Washington now faces three potential outcomes to the fiscal impasse, lawmakers from both parties say. A broad deal could be reached in which some taxes go up immediately and some cuts are secured to stop the broader tax increases and halt the across-the-board tax cuts — and to lock in targets for entitlement savings and revenue produced by changes in tax policy revenue to be worked out next year.
If no deal is reached, Republicans are increasingly talking about a more hostile outcome in which the House passes legislation that extends tax cuts for the middle class, sets relatively low tax rates on dividends, capital gains and inherited estates, and cancels the across-the-board defense cuts, but leaves in place across-the-board domestic cuts. Then House Republicans would engage in what Mr.
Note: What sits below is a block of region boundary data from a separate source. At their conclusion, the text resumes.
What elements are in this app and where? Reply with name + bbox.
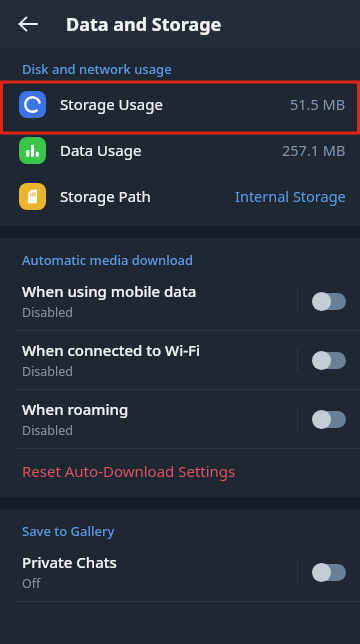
staticText: Disabled	[22, 304, 74, 321]
button[interactable]: When using mobile data	[298, 278, 360, 324]
staticText: Internal Storage	[235, 186, 346, 206]
staticText: Data Usage	[60, 140, 142, 160]
button[interactable]: Back	[8, 4, 48, 44]
staticText: Reset Auto-Download Settings	[22, 461, 236, 481]
button[interactable]: Storage Path	[0, 173, 360, 219]
staticText: Storage Usage	[60, 94, 163, 114]
button[interactable]: Reset Auto-Download Settings	[0, 449, 360, 493]
staticText: Disk and network usage	[22, 60, 172, 78]
staticText: Private Chats	[22, 552, 117, 572]
button[interactable]: When using mobile data	[0, 272, 360, 330]
button[interactable]: When connected to Wi-Fi	[298, 337, 360, 383]
staticText: Off	[22, 575, 41, 592]
staticText: Data and Storage	[66, 12, 222, 37]
staticText: Storage Path	[60, 186, 151, 206]
staticText: 257.1 MB	[282, 140, 346, 160]
staticText: When using mobile data	[22, 281, 197, 301]
button[interactable]: Private Chats	[298, 549, 360, 595]
staticText: Automatic media download	[22, 251, 194, 269]
staticText: 51.5 MB	[290, 94, 346, 114]
button[interactable]: Private Chats	[0, 543, 360, 601]
button[interactable]: When roaming	[298, 396, 360, 442]
staticText: Disabled	[22, 363, 74, 380]
staticText: When connected to Wi-Fi	[22, 340, 201, 360]
button[interactable]: When connected to Wi-Fi	[0, 331, 360, 389]
staticText: When roaming	[22, 399, 129, 419]
button[interactable]: Storage Usage	[0, 81, 360, 127]
staticText: Save to Gallery	[22, 522, 115, 540]
staticText: Disabled	[22, 422, 74, 439]
button[interactable]: Data Usage	[0, 127, 360, 173]
button[interactable]: When roaming	[0, 390, 360, 448]
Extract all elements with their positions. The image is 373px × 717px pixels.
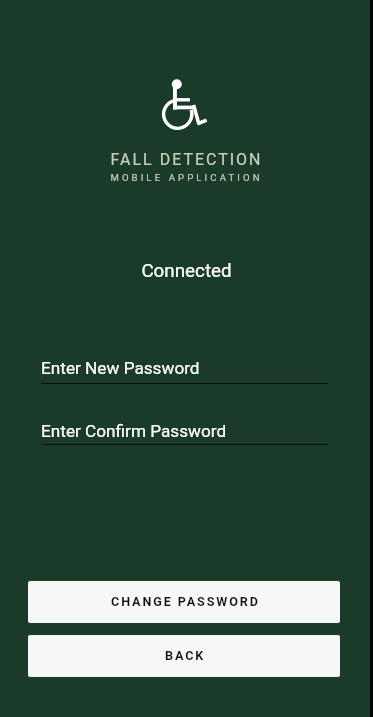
staticText: Connected <box>141 260 232 282</box>
button[interactable]: CHANGE PASSWORD <box>28 581 340 623</box>
other: Accessibility logo <box>160 78 208 132</box>
staticText: CHANGE PASSWORD <box>111 594 260 609</box>
staticText: Enter New Password <box>41 358 200 378</box>
button[interactable]: BACK <box>28 635 340 677</box>
staticText: FALL DETECTION <box>110 150 263 169</box>
staticText: MOBILE APPLICATION <box>110 172 263 183</box>
staticText: Enter Confirm Password <box>41 421 227 441</box>
button[interactable]: Enter Confirm Password <box>41 421 328 451</box>
button[interactable]: Enter New Password <box>41 358 328 388</box>
staticText: BACK <box>165 648 206 663</box>
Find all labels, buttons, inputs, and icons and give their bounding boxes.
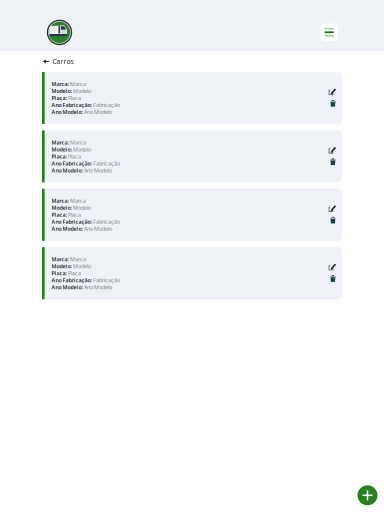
staticText: Marca:: [51, 80, 68, 88]
staticText: Ano Modelo:: [51, 167, 82, 174]
staticText: Marca:: [51, 197, 68, 204]
button[interactable]: Excluir: [327, 155, 337, 165]
staticText: Placa: [68, 270, 81, 277]
button[interactable]: Editar: [327, 145, 337, 155]
staticText: Modelo:: [51, 263, 71, 270]
staticText: Ano Modelo: [84, 167, 112, 174]
staticText: Modelo: [73, 146, 91, 153]
staticText: Carros: [53, 57, 74, 66]
staticText: Modelo:: [51, 146, 71, 153]
staticText: Fabricação: [93, 218, 120, 225]
staticText: Marca: [70, 197, 86, 204]
button[interactable]: Excluir: [327, 97, 337, 107]
staticText: Ano Modelo:: [51, 284, 82, 291]
button[interactable]: Editar: [327, 203, 337, 213]
staticText: Ano Modelo: [84, 108, 112, 116]
staticText: Placa: [68, 153, 81, 160]
staticText: Marca: [70, 80, 86, 88]
staticText: Placa:: [51, 153, 66, 160]
staticText: Ano Modelo:: [51, 225, 82, 232]
staticText: Modelo: [73, 263, 91, 270]
staticText: Placa: [68, 211, 81, 218]
button[interactable]: Excluir: [327, 272, 337, 282]
button[interactable]: Adicionar: [358, 485, 378, 505]
staticText: Fabricação: [93, 160, 120, 167]
staticText: Placa:: [51, 94, 66, 102]
button[interactable]: Editar: [327, 262, 337, 272]
staticText: Ano Fabricação:: [51, 218, 91, 225]
staticText: Ano Fabricação:: [51, 102, 91, 109]
button[interactable]: Excluir: [327, 214, 337, 224]
staticText: Ano Fabricação:: [51, 160, 91, 167]
button[interactable]: Carros: [43, 55, 74, 68]
staticText: Ano Fabricação:: [51, 277, 91, 284]
staticText: Marca: [70, 139, 86, 146]
staticText: Marca: [70, 256, 86, 263]
staticText: Modelo:: [51, 204, 71, 211]
staticText: Marca:: [51, 139, 68, 146]
staticText: Fabricação: [93, 102, 120, 109]
staticText: Modelo:: [51, 88, 71, 95]
staticText: Placa:: [51, 211, 66, 218]
staticText: Fabricação: [93, 277, 120, 284]
staticText: Marca:: [51, 256, 68, 263]
staticText: Placa:: [51, 270, 66, 277]
staticText: Modelo: [73, 88, 91, 95]
staticText: Ano Modelo: [84, 284, 112, 291]
staticText: Modelo: [73, 204, 91, 211]
staticText: Placa: [68, 94, 81, 102]
staticText: Ano Modelo:: [51, 108, 82, 116]
button[interactable]: Editar: [327, 87, 337, 97]
button[interactable]: Menu: [320, 24, 338, 41]
staticText: Ano Modelo: [84, 225, 112, 232]
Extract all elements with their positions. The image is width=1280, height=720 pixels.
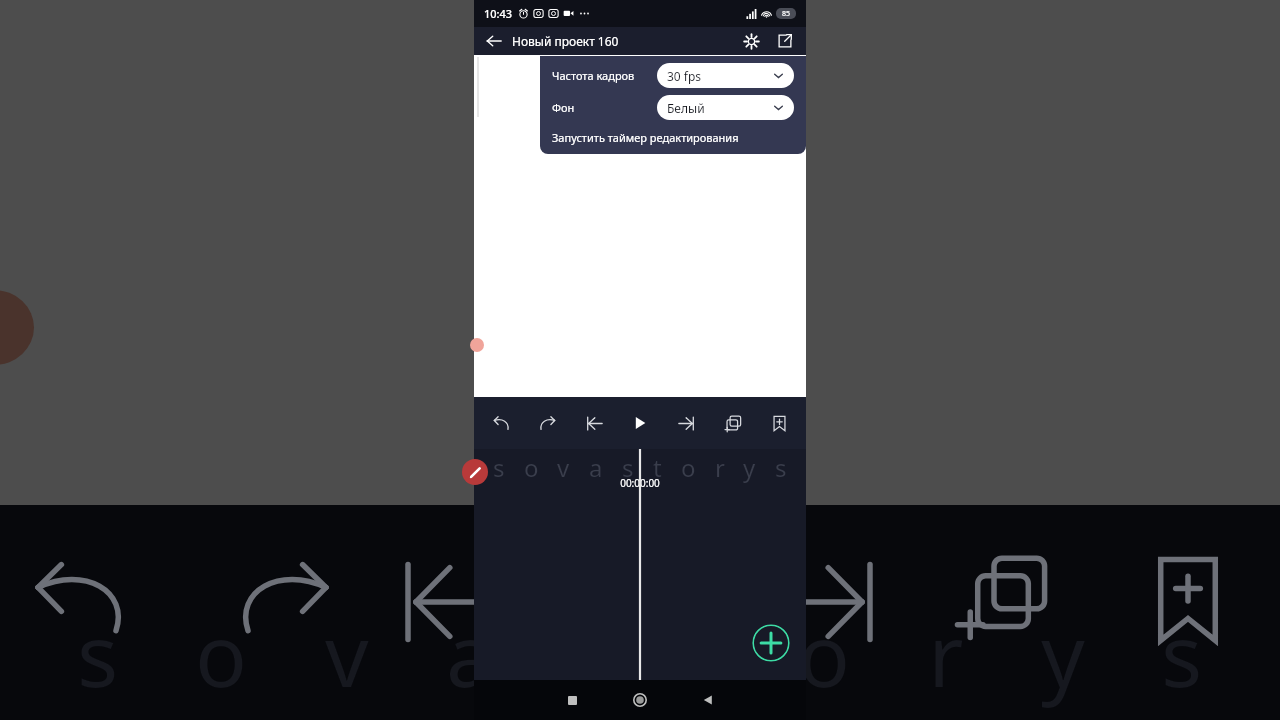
staticText: y xyxy=(1041,595,1085,712)
staticText: Частота кадров xyxy=(552,68,657,83)
staticText: Запустить таймер редактирования xyxy=(552,130,739,145)
button[interactable]: Recents xyxy=(552,680,592,720)
staticText: s xyxy=(622,451,634,484)
button[interactable]: Redo xyxy=(532,408,562,438)
staticText: t xyxy=(653,451,662,484)
button[interactable]: Undo xyxy=(486,408,516,438)
staticText: s xyxy=(571,595,613,712)
button[interactable]: 30 fps xyxy=(657,63,794,88)
button[interactable]: Back xyxy=(688,680,728,720)
button[interactable]: Settings xyxy=(738,28,764,54)
staticText: o xyxy=(524,451,539,484)
staticText: y xyxy=(743,451,756,484)
staticText: Новый проект 160 xyxy=(512,33,619,49)
staticText: s xyxy=(77,595,119,712)
button[interactable]: Back xyxy=(482,29,506,53)
button[interactable]: Skip to end xyxy=(671,408,701,438)
staticText: 30 fps xyxy=(667,68,702,84)
staticText: o xyxy=(195,595,248,712)
staticText: r xyxy=(715,451,725,484)
button[interactable]: Edit xyxy=(462,459,488,485)
staticText: v xyxy=(325,595,369,712)
staticText: 85 xyxy=(782,9,791,19)
staticText: r xyxy=(928,595,964,712)
staticText: 10:43 xyxy=(484,6,513,21)
staticText: s xyxy=(1161,595,1203,712)
button[interactable]: Home xyxy=(620,680,660,720)
button[interactable]: Play xyxy=(625,408,655,438)
staticText: v xyxy=(557,451,570,484)
staticText: 00:00:00 xyxy=(620,476,660,490)
button[interactable]: Skip to start xyxy=(579,408,609,438)
button[interactable]: Белый xyxy=(657,95,794,120)
staticText: Фон xyxy=(552,100,657,115)
staticText: a xyxy=(589,451,603,484)
button[interactable]: Bookmark xyxy=(764,408,794,438)
staticText: t xyxy=(690,595,722,712)
staticText: a xyxy=(446,595,495,712)
staticText: s xyxy=(775,451,787,484)
staticText: s xyxy=(493,451,505,484)
staticText: Белый xyxy=(667,100,705,116)
staticText: o xyxy=(681,451,696,484)
staticText: o xyxy=(798,595,851,712)
button[interactable]: Duplicate xyxy=(718,408,748,438)
button[interactable]: Add xyxy=(752,624,790,662)
button[interactable]: Запустить таймер редактирования xyxy=(552,128,794,147)
button[interactable]: Export xyxy=(772,28,798,54)
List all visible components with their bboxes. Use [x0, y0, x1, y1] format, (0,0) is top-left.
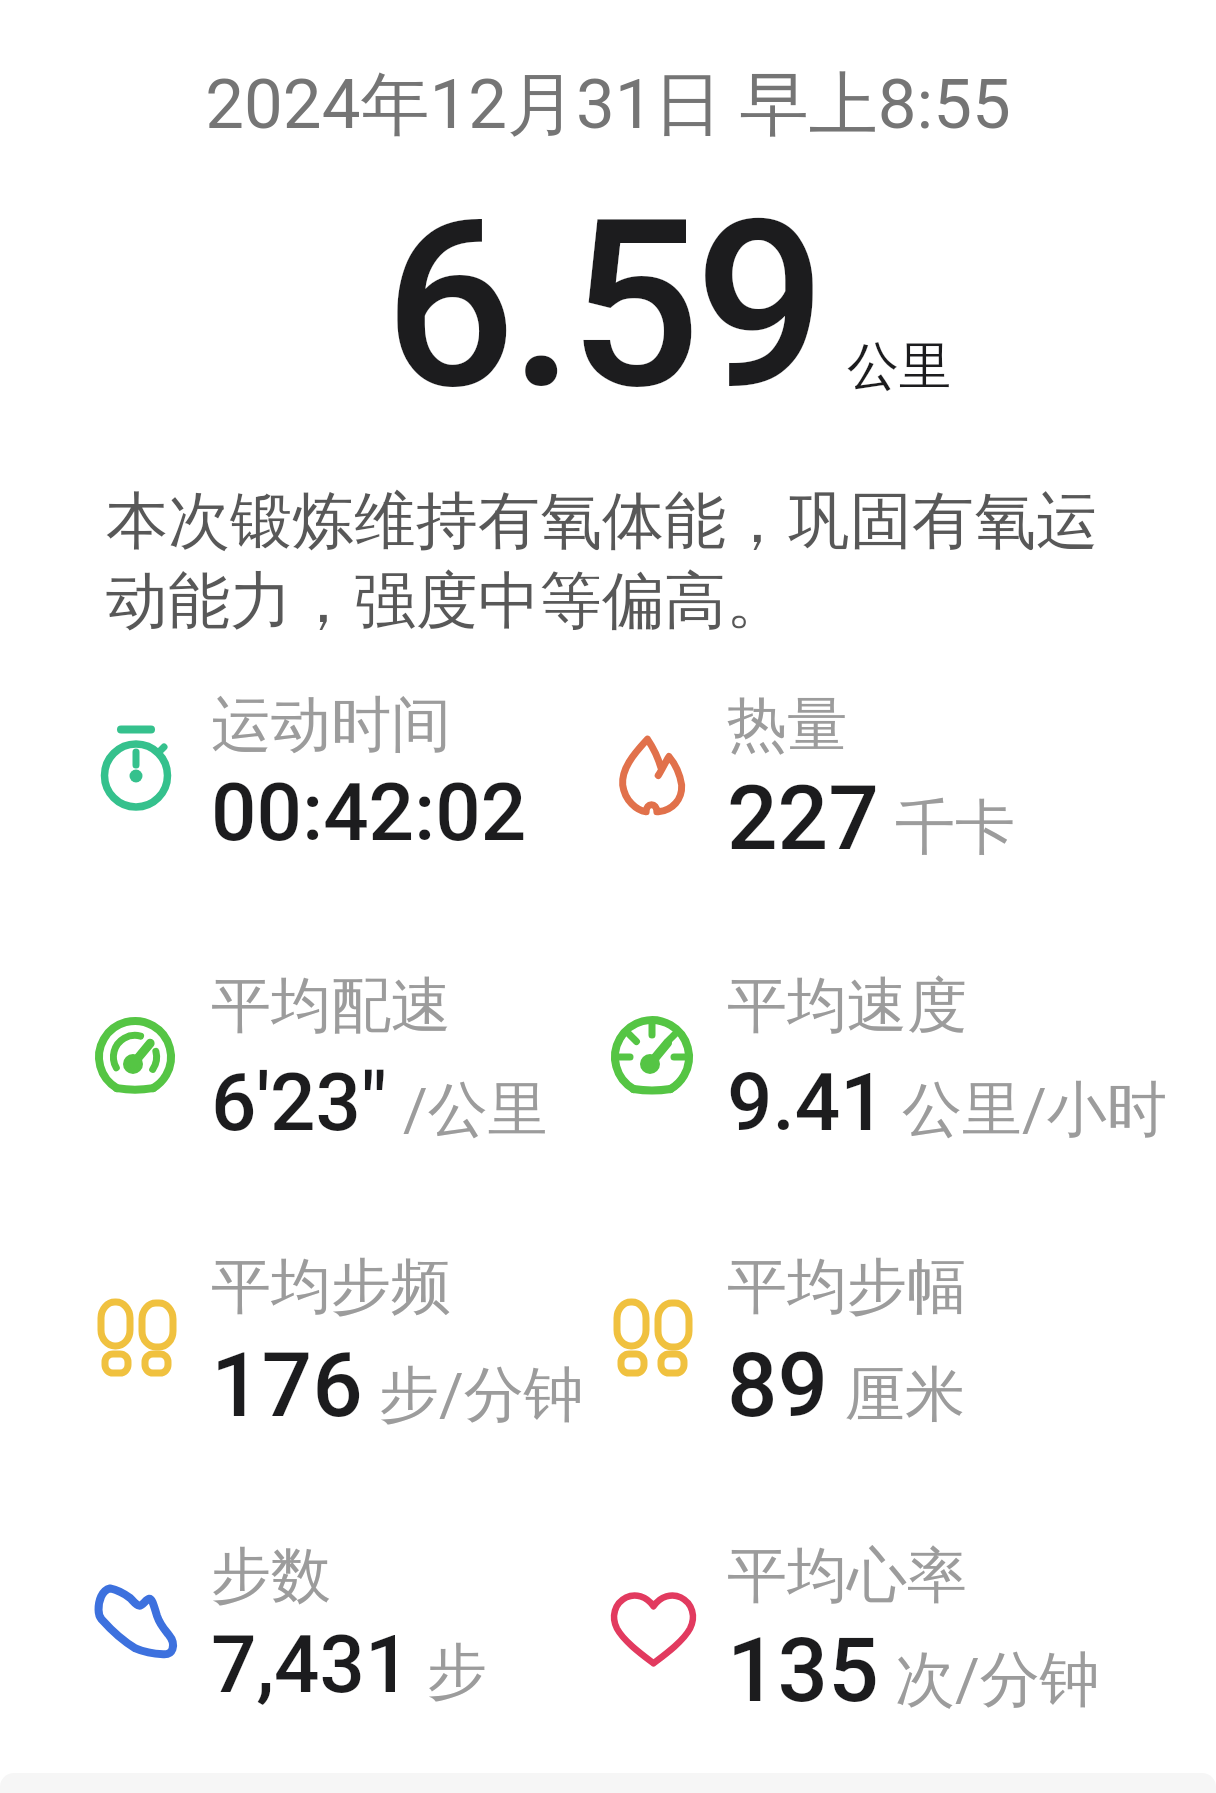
- staticText: 次/分钟: [895, 1642, 1100, 1718]
- staticText: 运动时间: [211, 687, 451, 763]
- staticText: 平均心率: [727, 1538, 967, 1614]
- staticText: 2024年12月31日 早上8:55: [0, 62, 1216, 149]
- staticText: 89: [727, 1333, 829, 1437]
- staticText: 00:42:02: [211, 766, 527, 860]
- staticText: 6.59: [384, 170, 821, 442]
- staticText: /公里: [403, 1072, 548, 1148]
- staticText: 9.41: [727, 1056, 886, 1150]
- staticText: 步: [427, 1634, 487, 1710]
- button[interactable]: [596, 1523, 1101, 1723]
- staticText: 平均步频: [211, 1249, 451, 1325]
- staticText: 步数: [211, 1538, 331, 1614]
- button[interactable]: [80, 953, 585, 1153]
- staticText: 本次锻炼维持有氧体能，巩固有氧运动能力，强度中等偏高。: [106, 482, 1121, 640]
- staticText: 7,431: [211, 1618, 411, 1712]
- staticText: 6'23": [211, 1056, 387, 1150]
- button[interactable]: [596, 1234, 1101, 1434]
- button[interactable]: [80, 1523, 585, 1723]
- button[interactable]: [596, 672, 1101, 872]
- button[interactable]: [80, 672, 585, 872]
- button[interactable]: [80, 1234, 585, 1434]
- staticText: 平均速度: [727, 968, 967, 1044]
- staticText: 227: [727, 766, 879, 870]
- staticText: 热量: [727, 687, 847, 763]
- staticText: 平均配速: [211, 968, 451, 1044]
- staticText: 厘米: [845, 1357, 965, 1433]
- staticText: 公里: [847, 334, 951, 400]
- staticText: 176: [211, 1333, 363, 1437]
- staticText: 公里/小时: [902, 1072, 1167, 1148]
- staticText: 平均步幅: [727, 1249, 967, 1325]
- staticText: 千卡: [895, 790, 1015, 866]
- button[interactable]: [596, 953, 1101, 1153]
- staticText: 135: [727, 1618, 879, 1722]
- staticText: 步/分钟: [379, 1357, 584, 1433]
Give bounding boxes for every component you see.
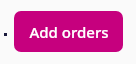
button[interactable]: Add orders — [14, 11, 123, 52]
staticText: Add orders — [29, 22, 109, 42]
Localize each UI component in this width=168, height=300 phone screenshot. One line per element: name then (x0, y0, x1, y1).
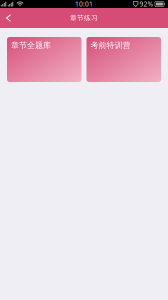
button[interactable]: Back (0, 8, 17, 28)
staticText: 92% (140, 0, 154, 8)
button[interactable]: 章节全题库 (7, 37, 82, 82)
button[interactable]: 考前特训营 (86, 37, 161, 82)
staticText: 章节练习 (70, 14, 98, 22)
staticText: 章节全题库 (11, 40, 51, 50)
staticText: 10:01 (75, 0, 93, 8)
staticText: 考前特训营 (90, 40, 130, 50)
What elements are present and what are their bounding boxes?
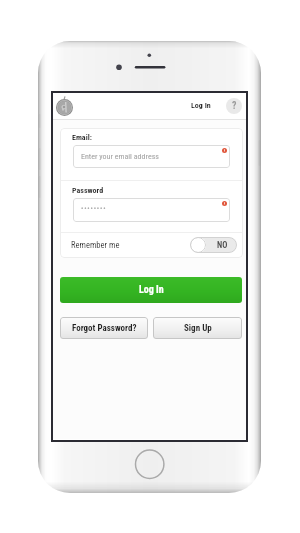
staticText: NO — [217, 240, 228, 250]
button[interactable]: Sign Up — [153, 317, 242, 339]
button[interactable]: Log In — [189, 99, 213, 112]
staticText: ? — [232, 100, 237, 112]
button[interactable]: Remember me, off — [190, 237, 237, 253]
staticText: Log In — [191, 101, 211, 110]
staticText: Log In — [139, 284, 164, 296]
staticText: Sign Up — [184, 323, 212, 334]
button[interactable]: Forgot Password? — [60, 317, 148, 339]
button[interactable]: Agency seal — [55, 97, 74, 116]
button[interactable]: •••••••• — [73, 198, 230, 222]
staticText: Remember me — [71, 240, 120, 250]
staticText: •••••••• — [81, 205, 107, 213]
staticText: Password — [72, 186, 104, 195]
button[interactable]: Help — [226, 98, 242, 114]
staticText: Enter your email address — [81, 152, 159, 161]
staticText: Forgot Password? — [72, 323, 137, 334]
staticText: Email: — [72, 133, 92, 142]
button[interactable]: Enter your email address — [73, 145, 230, 168]
button[interactable]: Remember me — [60, 233, 243, 257]
button[interactable]: Log In — [60, 277, 242, 303]
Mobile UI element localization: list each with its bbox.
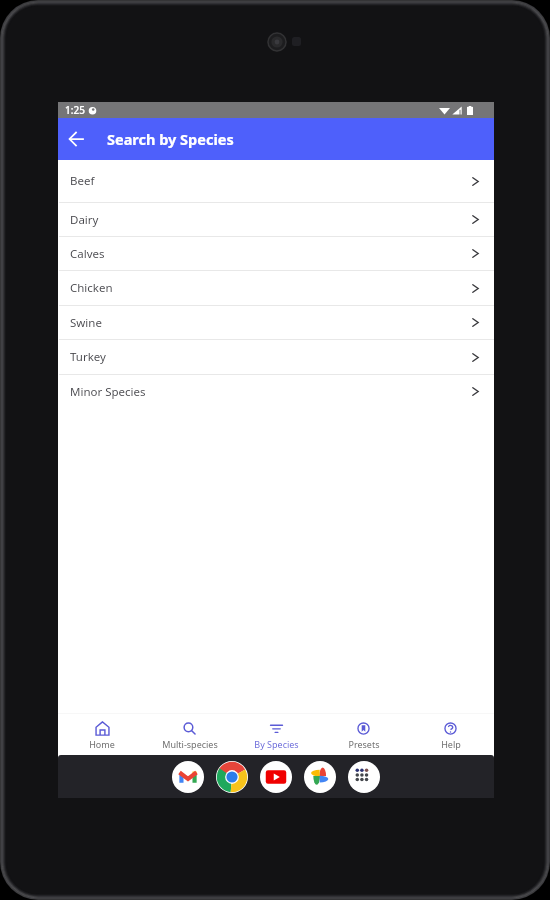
button[interactable]: Minor Species	[58, 374, 494, 408]
button[interactable]: All apps	[348, 761, 380, 793]
staticText: Turkey	[70, 349, 106, 365]
button[interactable]: Swine	[58, 305, 494, 339]
staticText: Swine	[70, 315, 102, 331]
staticText: Help	[441, 738, 461, 750]
staticText: Beef	[70, 173, 95, 189]
button[interactable]: Dairy	[58, 202, 494, 236]
staticText: Presets	[348, 738, 380, 750]
button[interactable]: Chicken	[58, 270, 494, 305]
button[interactable]: YouTube	[260, 761, 292, 793]
staticText: Home	[89, 738, 115, 750]
staticText: Minor Species	[70, 384, 146, 400]
staticText: Dairy	[70, 212, 99, 228]
button[interactable]: Help	[407, 713, 494, 755]
staticText: Chicken	[70, 280, 113, 296]
button[interactable]: Presets	[320, 713, 407, 755]
button[interactable]: By Species	[233, 713, 320, 755]
staticText: Calves	[70, 246, 105, 262]
button[interactable]: Calves	[58, 236, 494, 270]
button[interactable]: Back	[62, 125, 90, 153]
staticText: 1:25	[65, 103, 85, 117]
button[interactable]: Chrome	[216, 761, 248, 793]
button[interactable]: Home	[58, 713, 146, 755]
button[interactable]: Turkey	[58, 339, 494, 374]
button[interactable]: Gmail	[172, 761, 204, 793]
button[interactable]: Photos	[304, 761, 336, 793]
button[interactable]: Multi-species	[146, 713, 233, 755]
button[interactable]: Beef	[58, 160, 494, 202]
staticText: Search by Species	[107, 129, 234, 149]
staticText: By Species	[254, 738, 299, 750]
staticText: Multi-species	[162, 738, 218, 750]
Boehner, in a private meeting last week, called “trench warfare,” a running battle with the president on spending, first as the government approaches its statutory borrowing limit early next year, then in late March, when a stopgap government spending bill runs out. But such legislation might not be able to pass the Senate, leaving the country no closer to a resolution.
Finally, many Republicans say it is now possible that the government will plunge into the fiscal unknown. Representative Patrick T. McHenry, Republican of North Carolina, said Mr. Boehner had given Republicans no indication “that he’s going to budge.”
“He’s not going to raise rates in any way, shape or form,” he said. “That has not changed.”
Republicans who have advocated giving in on rate increases now say the party appears to be preparing for the worst. Representative Charles Bass, a New Hampshire Republican who lost his re-election bid last month, said the pain for Republicans would not be immediate because the tax increases would not be apparent to most Americans that fast.
But “by the third or fourth week of January, their life will be so miserable,” he said, “their life will be so unbearable, they’ll just want to get done with it.”